With just a few hours of early voting to go, and two days before Primary Day, Andrew Cuomo's Democratic opponents are still trying to remind voters why he ultimately resigned from the governor's office.
"I did not rank the former governor on purpose and there's good reason," City Council Speaker and mayoral hopeful Adrienne Adams said on Saturday afternoon, when asked whether Cuomo was on her ballot. It was a notable declaration from the cautious City Council Speaker who a few days earlier refused to say whether she had voted for Cuomo or not. "He resigned for a reason."
That reason: the numerous credible allegations of sexual misconduct and a toxic work environment documented in a 165-page report from the attorney general's office, that Cuomo himself ordered up.
Cuomo has continued to deny the allegations, when he acknowledges them at all, and now says he regrets quitting.
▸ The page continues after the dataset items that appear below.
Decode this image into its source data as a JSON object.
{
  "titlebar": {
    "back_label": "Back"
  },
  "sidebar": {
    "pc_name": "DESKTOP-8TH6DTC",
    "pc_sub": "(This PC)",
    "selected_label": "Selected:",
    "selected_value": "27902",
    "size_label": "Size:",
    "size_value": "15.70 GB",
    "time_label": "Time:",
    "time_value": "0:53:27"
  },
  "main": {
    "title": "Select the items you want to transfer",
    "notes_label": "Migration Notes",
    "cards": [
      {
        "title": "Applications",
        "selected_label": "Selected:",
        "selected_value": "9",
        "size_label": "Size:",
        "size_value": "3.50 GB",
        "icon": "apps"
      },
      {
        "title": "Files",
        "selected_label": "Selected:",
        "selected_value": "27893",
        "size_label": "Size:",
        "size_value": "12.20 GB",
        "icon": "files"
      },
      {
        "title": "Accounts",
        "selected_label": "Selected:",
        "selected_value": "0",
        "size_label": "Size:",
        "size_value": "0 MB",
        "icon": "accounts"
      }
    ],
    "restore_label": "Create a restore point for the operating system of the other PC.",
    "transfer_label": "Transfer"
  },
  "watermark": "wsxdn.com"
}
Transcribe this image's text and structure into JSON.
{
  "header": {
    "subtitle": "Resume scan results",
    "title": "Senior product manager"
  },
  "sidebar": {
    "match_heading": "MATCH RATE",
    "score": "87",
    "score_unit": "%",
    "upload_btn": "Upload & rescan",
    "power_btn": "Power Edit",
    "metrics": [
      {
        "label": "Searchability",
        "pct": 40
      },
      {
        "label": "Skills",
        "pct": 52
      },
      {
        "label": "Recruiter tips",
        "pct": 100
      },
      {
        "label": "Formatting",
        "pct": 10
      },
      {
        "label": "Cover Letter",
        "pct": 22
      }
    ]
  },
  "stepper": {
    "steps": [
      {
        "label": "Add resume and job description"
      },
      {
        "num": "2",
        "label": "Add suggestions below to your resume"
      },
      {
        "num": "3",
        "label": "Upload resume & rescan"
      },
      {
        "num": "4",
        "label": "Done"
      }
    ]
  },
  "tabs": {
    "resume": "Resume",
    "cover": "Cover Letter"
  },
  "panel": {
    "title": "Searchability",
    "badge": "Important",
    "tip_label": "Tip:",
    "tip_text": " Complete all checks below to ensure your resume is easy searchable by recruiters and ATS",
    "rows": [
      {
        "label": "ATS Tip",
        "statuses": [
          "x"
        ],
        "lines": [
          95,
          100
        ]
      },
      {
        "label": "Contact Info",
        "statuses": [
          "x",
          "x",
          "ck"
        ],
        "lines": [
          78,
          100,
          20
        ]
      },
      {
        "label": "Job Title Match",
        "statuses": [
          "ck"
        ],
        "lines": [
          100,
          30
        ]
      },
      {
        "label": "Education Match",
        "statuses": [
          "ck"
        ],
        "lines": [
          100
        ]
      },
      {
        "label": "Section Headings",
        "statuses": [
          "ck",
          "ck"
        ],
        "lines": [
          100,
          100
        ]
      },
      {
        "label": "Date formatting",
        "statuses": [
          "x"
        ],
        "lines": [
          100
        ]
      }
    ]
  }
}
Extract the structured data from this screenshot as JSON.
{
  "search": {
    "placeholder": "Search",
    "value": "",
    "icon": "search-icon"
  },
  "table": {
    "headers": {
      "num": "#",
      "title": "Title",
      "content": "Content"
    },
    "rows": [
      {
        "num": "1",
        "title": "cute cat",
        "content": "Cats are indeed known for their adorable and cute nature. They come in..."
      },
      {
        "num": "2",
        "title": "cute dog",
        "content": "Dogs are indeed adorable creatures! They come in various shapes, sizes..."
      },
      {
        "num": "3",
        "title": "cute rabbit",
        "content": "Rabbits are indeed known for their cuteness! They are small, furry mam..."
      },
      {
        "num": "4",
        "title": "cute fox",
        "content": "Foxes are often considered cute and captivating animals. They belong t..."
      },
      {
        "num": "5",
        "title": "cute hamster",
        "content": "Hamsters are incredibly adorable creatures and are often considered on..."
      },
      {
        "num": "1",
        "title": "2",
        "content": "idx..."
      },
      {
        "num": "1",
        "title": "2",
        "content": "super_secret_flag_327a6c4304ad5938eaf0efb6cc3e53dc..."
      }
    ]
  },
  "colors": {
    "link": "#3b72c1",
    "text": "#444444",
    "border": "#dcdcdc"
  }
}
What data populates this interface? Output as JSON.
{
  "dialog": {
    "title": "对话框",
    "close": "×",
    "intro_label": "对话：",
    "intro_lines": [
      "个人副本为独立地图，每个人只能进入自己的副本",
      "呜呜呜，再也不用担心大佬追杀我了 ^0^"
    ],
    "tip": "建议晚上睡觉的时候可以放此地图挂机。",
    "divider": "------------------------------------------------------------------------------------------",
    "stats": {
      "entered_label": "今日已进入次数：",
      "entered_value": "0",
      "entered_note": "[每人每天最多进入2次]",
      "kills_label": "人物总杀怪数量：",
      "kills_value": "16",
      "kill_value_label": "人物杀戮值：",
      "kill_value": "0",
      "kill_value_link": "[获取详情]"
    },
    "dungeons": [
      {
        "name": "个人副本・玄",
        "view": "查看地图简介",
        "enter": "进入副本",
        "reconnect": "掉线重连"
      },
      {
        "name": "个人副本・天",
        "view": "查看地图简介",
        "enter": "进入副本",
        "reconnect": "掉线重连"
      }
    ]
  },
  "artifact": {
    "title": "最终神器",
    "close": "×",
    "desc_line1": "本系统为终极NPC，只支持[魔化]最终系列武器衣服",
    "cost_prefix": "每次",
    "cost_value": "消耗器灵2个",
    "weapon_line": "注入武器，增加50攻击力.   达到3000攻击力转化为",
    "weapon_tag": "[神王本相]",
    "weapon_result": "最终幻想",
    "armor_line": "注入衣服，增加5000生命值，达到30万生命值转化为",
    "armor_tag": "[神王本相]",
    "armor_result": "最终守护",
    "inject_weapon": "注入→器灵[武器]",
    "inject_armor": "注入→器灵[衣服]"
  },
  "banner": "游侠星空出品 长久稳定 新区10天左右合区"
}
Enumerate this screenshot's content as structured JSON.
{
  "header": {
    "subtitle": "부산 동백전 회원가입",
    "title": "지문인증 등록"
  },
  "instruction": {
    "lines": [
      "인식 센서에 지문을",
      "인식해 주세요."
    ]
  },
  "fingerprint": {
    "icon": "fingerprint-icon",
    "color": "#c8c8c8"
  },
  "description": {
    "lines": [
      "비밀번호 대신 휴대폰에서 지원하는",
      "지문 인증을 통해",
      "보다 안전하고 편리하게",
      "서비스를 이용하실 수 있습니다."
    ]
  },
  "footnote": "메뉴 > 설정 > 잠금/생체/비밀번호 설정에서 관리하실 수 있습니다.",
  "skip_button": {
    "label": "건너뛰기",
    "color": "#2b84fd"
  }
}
His strategy appears to be working.
While the mayoral race has tightened, and the huge early voting turnout is being driven in large part by younger voters who overwhelmingly back Zohran Mamdani, Cuomo remains the heavy favorite in Tuesday's primary. Polymarket currently pegs the ex-governor's chances of winning at 76 percent.
Brad Lander, who remains far behind Mamdani and Cuomo in the polls, has emerged as Cuomo's sharpest critic in the closing days of the race. On Saturday afternoon, Lander was on the Upper West Side making his case that Cuomo is unfit to be mayor.